The Chinese Government recently issued its new ruling concerning the supply of infant formula by domestic and foreign companies to China.

According to James O’Donnell, Shanghai Office Manager for Bord Bia the revised procedures have significant implications for suppliers.

He says the new regulations are due to come into effect on October 1, however, a “grace period” is expected.

The principal objective of this regulation has been to reduce the number of products on offer and strengthen the regulatory authority’s ability to supervise and insure consumer confidence.
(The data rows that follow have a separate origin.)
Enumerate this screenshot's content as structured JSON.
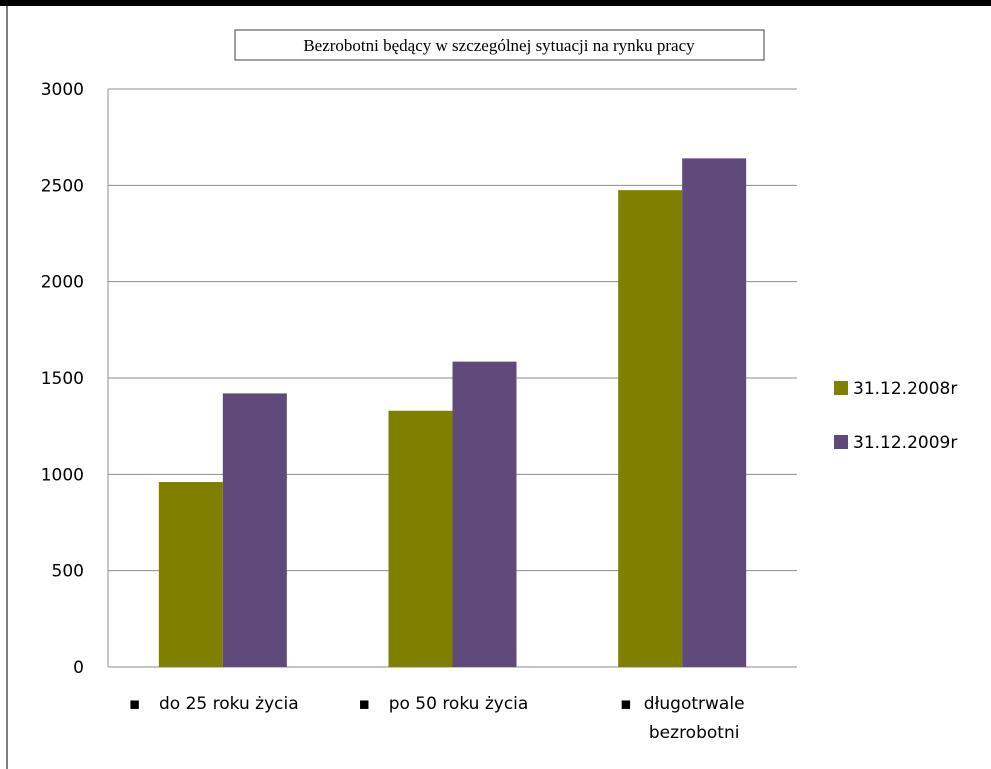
{
  "chart_data": {
    "type": "bar",
    "title": "Bezrobotni będący w szczególnej sytuacji na rynku pracy",
    "categories": [
      "do 25 roku życia",
      "po 50 roku życia",
      "długotrwale bezrobotni"
    ],
    "series": [
      {
        "name": "31.12.2008r",
        "color": "#808000",
        "values": [
          960,
          1330,
          2475
        ]
      },
      {
        "name": "31.12.2009r",
        "color": "#604a7b",
        "values": [
          1420,
          1585,
          2640
        ]
      }
    ],
    "y_ticks": [
      "0",
      "500",
      "1000",
      "1500",
      "2000",
      "2500",
      "3000"
    ],
    "ylim": [
      0,
      3000
    ],
    "grid": true,
    "legend_position": "right"
  }
}
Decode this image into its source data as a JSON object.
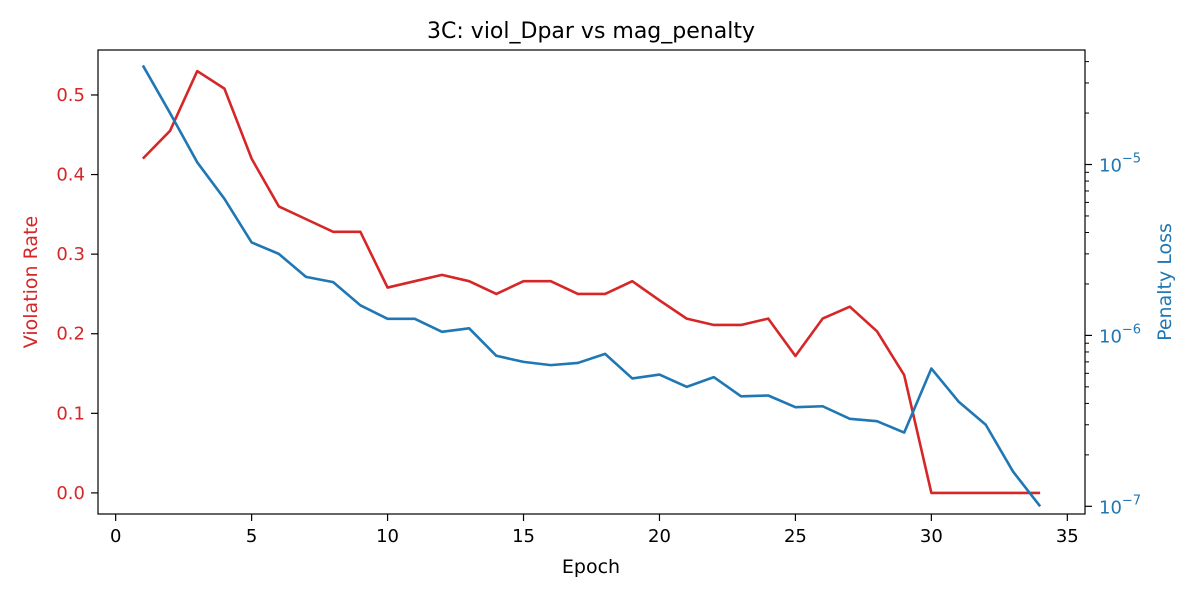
{
  "colors": {
    "left_series": "#d62728",
    "right_series": "#1f77b4",
    "axes": "#000000"
  },
  "chart_data": {
    "type": "line",
    "title": "3C: viol_Dpar vs mag_penalty",
    "xlabel": "Epoch",
    "ylabel_left": "Violation Rate",
    "ylabel_right": "Penalty Loss",
    "xlim": [
      -0.65,
      35.65
    ],
    "ylim_left": [
      -0.0265,
      0.5565
    ],
    "ylim_right_log10": [
      -7.045,
      -4.33
    ],
    "y_right_scale": "log",
    "grid": false,
    "x_ticks": [
      0,
      5,
      10,
      15,
      20,
      25,
      30,
      35
    ],
    "y_left_ticks": [
      0.0,
      0.1,
      0.2,
      0.3,
      0.4,
      0.5
    ],
    "y_left_tick_labels": [
      "0.0",
      "0.1",
      "0.2",
      "0.3",
      "0.4",
      "0.5"
    ],
    "y_right_major_ticks": [
      1e-07,
      1e-06,
      1e-05
    ],
    "y_right_tick_labels": [
      {
        "base": "10",
        "exp": "−7"
      },
      {
        "base": "10",
        "exp": "−6"
      },
      {
        "base": "10",
        "exp": "−5"
      }
    ],
    "x": [
      1,
      2,
      3,
      4,
      5,
      6,
      7,
      8,
      9,
      10,
      11,
      12,
      13,
      14,
      15,
      16,
      17,
      18,
      19,
      20,
      21,
      22,
      23,
      24,
      25,
      26,
      27,
      28,
      29,
      30,
      31,
      32,
      33,
      34
    ],
    "series": [
      {
        "name": "Violation Rate",
        "axis": "left",
        "values": [
          0.42,
          0.455,
          0.53,
          0.508,
          0.42,
          0.36,
          0.344,
          0.328,
          0.328,
          0.258,
          0.266,
          0.274,
          0.266,
          0.25,
          0.266,
          0.266,
          0.25,
          0.25,
          0.266,
          0.242,
          0.219,
          0.211,
          0.211,
          0.219,
          0.172,
          0.219,
          0.234,
          0.203,
          0.148,
          0.0,
          0.0,
          0.0,
          0.0,
          0.0
        ]
      },
      {
        "name": "Penalty Loss",
        "axis": "right",
        "values": [
          3.8e-05,
          2e-05,
          1.03e-05,
          6.3e-06,
          3.5e-06,
          3e-06,
          2.2e-06,
          2.05e-06,
          1.5e-06,
          1.25e-06,
          1.25e-06,
          1.05e-06,
          1.1e-06,
          7.6e-07,
          7e-07,
          6.7e-07,
          6.9e-07,
          7.8e-07,
          5.6e-07,
          5.9e-07,
          5e-07,
          5.7e-07,
          4.4e-07,
          4.45e-07,
          3.8e-07,
          3.85e-07,
          3.25e-07,
          3.15e-07,
          2.7e-07,
          6.4e-07,
          4.1e-07,
          3e-07,
          1.6e-07,
          1e-07
        ]
      }
    ]
  }
}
According to O’Donnell China alone has over 100 licenced Infant Formula manufacturers who produce over 2000 different products not to mention the range of imported product available in the market.

Key points:

  • Both domestic and foreign companies are now restricted to 3 product lines with a maximum of 3 stages per line. This will restrict major players on the range of their offering and limit line extensions.
  • All enterprises supplying the market both domestic and overseas must be pre approved by the CNCA. This measure is expected to rein back the explosion of product available for purchase on cross border online platforms.
  • Recipes must be pre-registered with and approved by the CFDA. Each recipe needs to be distinctly different to warrant approval.
  • Labelling requirements have been tightened. Such general terms as “sourced for imported milk/ milk powder” are no longer allowable. The country of origin must now be stated. The requirement here will have significant impact on the supply chain tying companies into sourcing milk / milk powders from specific countries.

Infant formula and dairy ingredients destined for the sector in China are Irelands largest food and drink export items to China.